Филиппа Вигеля считали человеком, способным на желчные высказывания, циничные и провокационные комментарии, которые создали вокруг него особую репутацию. «Филиппушка», как его называли близкие, в первые дни пребывания в Кишинёве в своём стиле пишет письмо Пушкину, с которым был неплохо знаком и, который мог понять его страдания, как человек переживший подобный опыт: «Хотя мои грехи или, лучше сказать, мой грех велик, но не столько чтобы судьба определила мне местопребыванием помойную эту яму».
Сложно представить Пушкина, с его весёлым характером и любовью к острым шуткам, серьёзно и вдумчиво отвечающего на такого рода жалобу. В то же время, поэт прекрасно понимает эмоции представителя столичной богемы, который по воле случая оказался в провинциальном городке (Кишинев начала позапрошлого века – маленький городишко на реке Бык с населением около 10 тысяч человек).

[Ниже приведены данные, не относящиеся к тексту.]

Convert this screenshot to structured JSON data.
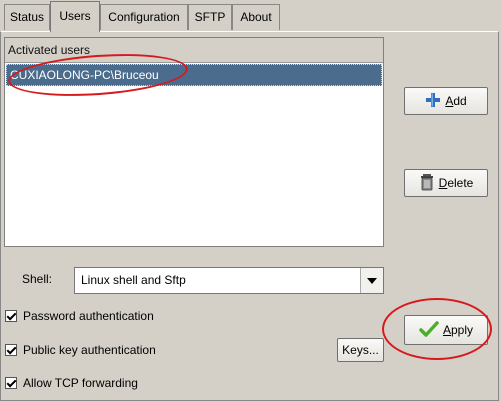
{
  "tabs": [
    {
      "label": "Status",
      "active": false
    },
    {
      "label": "Users",
      "active": true
    },
    {
      "label": "Configuration",
      "active": false
    },
    {
      "label": "SFTP",
      "active": false
    },
    {
      "label": "About",
      "active": false
    }
  ],
  "users_list": {
    "header": "Activated users",
    "rows": [
      "CUXIAOLONG-PC\\Bruceou"
    ]
  },
  "buttons": {
    "add": {
      "mnemonic": "A",
      "rest": "dd",
      "icon": "plus-icon"
    },
    "delete": {
      "mnemonic": "D",
      "rest": "elete",
      "icon": "trash-can-icon"
    },
    "apply": {
      "mnemonic": "A",
      "rest": "pply",
      "icon": "checkmark-icon"
    },
    "keys": {
      "label": "Keys..."
    }
  },
  "shell": {
    "label": "Shell:",
    "selected": "Linux shell and Sftp"
  },
  "options": [
    {
      "label": "Password authentication",
      "checked": true
    },
    {
      "label": "Public key authentication",
      "checked": true
    },
    {
      "label": "Allow TCP forwarding",
      "checked": true
    }
  ],
  "colors": {
    "selection": "#4b6c8c",
    "annotation": "#d7191c",
    "plus_icon": "#2f6fc0",
    "check_icon": "#4caf2a"
  }
}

Естественно, после насыщенной и помпезной петербургской обстановки, немощёный грязный Кишинёв, выглядит дырой на окраине мира для ещё не посвященного в плюсы южной жизни молодого человека. Похоже на то, что Пушкин ловит эту эмоцию и начинает подтрунивать над другом, копируя его раздражённый стиль, параллельно иронизирую и над гомосексуальностью Вигеля: «Лишь только будет мне досуг, Явлюся я перед тобою; Тебе служить я буду рад — Стихами, прозой, всей душою, Но, Вигель,— пощади мой зад!»